On 3 September, the company took action. “We have blocked Kiwi Farms,” Prince said. “This is an extraordinary decision for us to make and, given Cloudflare’s role as an internet infrastructure provider, a dangerous one that we are not comfortable with. However, the rhetoric on the Kiwi Farms site and specific, targeted threats have escalated over the last 48 hours to the point that we believe there is an unprecedented emergency and immediate threat to human life unlike we have previously seen from Kiwi Farms or any other customer before.”
The fallout for Kiwi Farms is predictable, and will follow a similar arc of other sites in the same situation. The site has spent the last few days bouncing from provider to provider, and the critics have followed it; it signed up for Cloudflare competitor DDoS-Guard over the weekend, and was terminated “without waiting for an official notice” on Monday morning.
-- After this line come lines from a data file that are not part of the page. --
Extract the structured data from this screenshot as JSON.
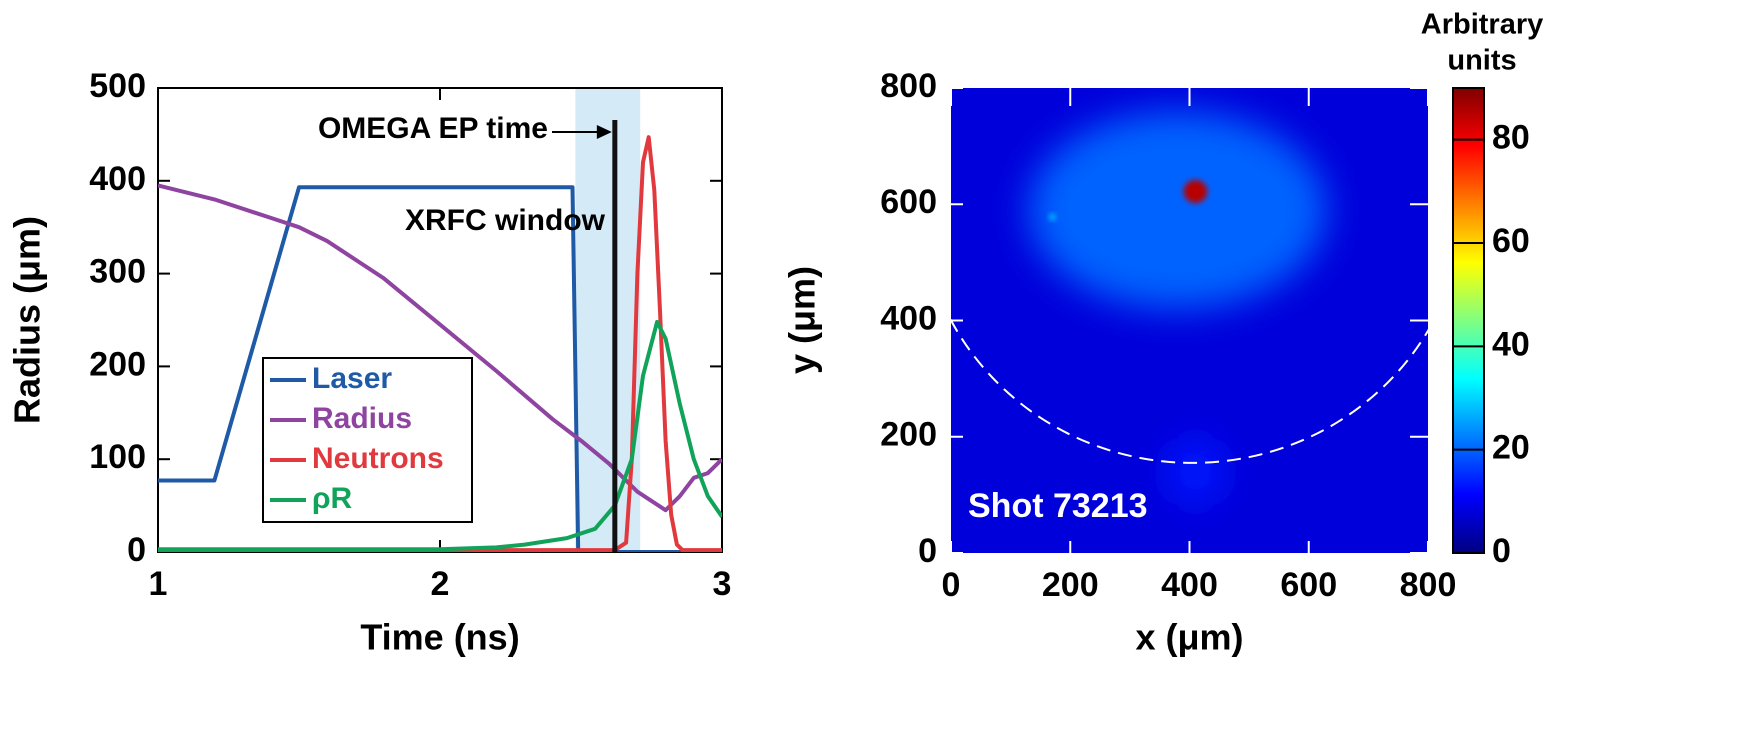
{
  "chart_data": [
    {
      "type": "line",
      "xlabel": "Time (ns)",
      "ylabel": "Radius (μm)",
      "xlim": [
        1,
        3
      ],
      "xticks": [
        1,
        2,
        3
      ],
      "ylim": [
        0,
        500
      ],
      "yticks": [
        0,
        100,
        200,
        300,
        400,
        500
      ],
      "series": [
        {
          "name": "Laser",
          "color": "#1f5aa6",
          "x": [
            1,
            1.2,
            1.5,
            2.47,
            2.49,
            3
          ],
          "values": [
            77,
            77,
            393,
            393,
            0,
            0
          ]
        },
        {
          "name": "Radius",
          "color": "#8e44a0",
          "x": [
            1,
            1.2,
            1.4,
            1.5,
            1.6,
            1.8,
            2.0,
            2.2,
            2.4,
            2.5,
            2.6,
            2.7,
            2.8,
            2.85,
            2.9,
            2.95,
            3.0
          ],
          "values": [
            395,
            380,
            360,
            350,
            335,
            295,
            245,
            195,
            143,
            120,
            95,
            65,
            45,
            60,
            80,
            85,
            100
          ]
        },
        {
          "name": "Neutrons",
          "color": "#e0393e",
          "x": [
            1,
            2.62,
            2.66,
            2.68,
            2.7,
            2.72,
            2.74,
            2.76,
            2.78,
            2.8,
            2.82,
            2.84,
            2.86,
            3
          ],
          "values": [
            2,
            2,
            10,
            100,
            300,
            420,
            447,
            390,
            260,
            120,
            40,
            8,
            2,
            2
          ]
        },
        {
          "name": "ρR",
          "color": "#12a35a",
          "x": [
            1,
            2.0,
            2.2,
            2.3,
            2.45,
            2.55,
            2.62,
            2.68,
            2.72,
            2.77,
            2.8,
            2.85,
            2.9,
            2.95,
            3.0
          ],
          "values": [
            3,
            3,
            5,
            8,
            15,
            25,
            50,
            100,
            190,
            248,
            230,
            160,
            100,
            60,
            38
          ]
        }
      ],
      "shaded_window": [
        2.48,
        2.71
      ],
      "shaded_label": "XRFC window",
      "marker_time": 2.62,
      "marker_label": "OMEGA EP time"
    },
    {
      "type": "heatmap",
      "xlabel": "x (μm)",
      "ylabel": "y (μm)",
      "xlim": [
        0,
        800
      ],
      "xticks": [
        0,
        200,
        400,
        600,
        800
      ],
      "ylim": [
        0,
        800
      ],
      "yticks": [
        0,
        200,
        400,
        600,
        800
      ],
      "background": 8,
      "blobs": [
        {
          "x": 380,
          "y": 590,
          "rx": 250,
          "ry": 170,
          "value": 20
        },
        {
          "x": 410,
          "y": 140,
          "rx": 50,
          "ry": 60,
          "value": 13
        },
        {
          "x": 170,
          "y": 578,
          "rx": 5,
          "ry": 5,
          "value": 32
        },
        {
          "x": 410,
          "y": 622,
          "rx": 20,
          "ry": 20,
          "value": 85
        }
      ],
      "reference_circle": {
        "x": 405,
        "y": 612,
        "r": 457
      },
      "annotation": "Shot 73213",
      "colorbar_title": [
        "Arbitrary",
        "units"
      ],
      "clim": [
        0,
        90
      ],
      "cticks": [
        0,
        20,
        40,
        60,
        80
      ]
    }
  ]
}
Some users will bounce along with it, and eventually settle down in a new, smaller home, backed by a provider willing to take the heat. Others won’t. The service won’t die, just as the Daily Stormer and 8chan didn’t die, but its existence will be smaller, less influential and more technically burdensome.
But Cloudflare, and Prince, seem determined to learn different lessons. The blogpost declaring the site’s suspension warns it is “not the end”. “We are hopeful that our action today will help provoke conversations toward addressing the larger problem. And we stand ready to participate in that conversation.”
The company’s approach has differed in one way from its previous tactics in the case of 8chan and the Daily Stormer: rather than simply withdrawing its services, and allowing Kiwi Farms to survive or die without Cloudflare’s help, visitors to the site now see a page declaring the site “Blocked”, and linking to Prince’s blogpost. Kiwi Farms could remove the banner by disabling Cloudflare’s service at its end, but has yet to do so, instead registering new web addresses.
The approach serves both Kiwi Farms and Cloudflare’s ends, in presenting the issue as one of free speech and online censorship. But ultimately Cloudflare is not the internet, and criticism of it for working with violent bigots isn’t unfair. It will happen again. It always happens again. Will Cloudflare have anything new to say when it does?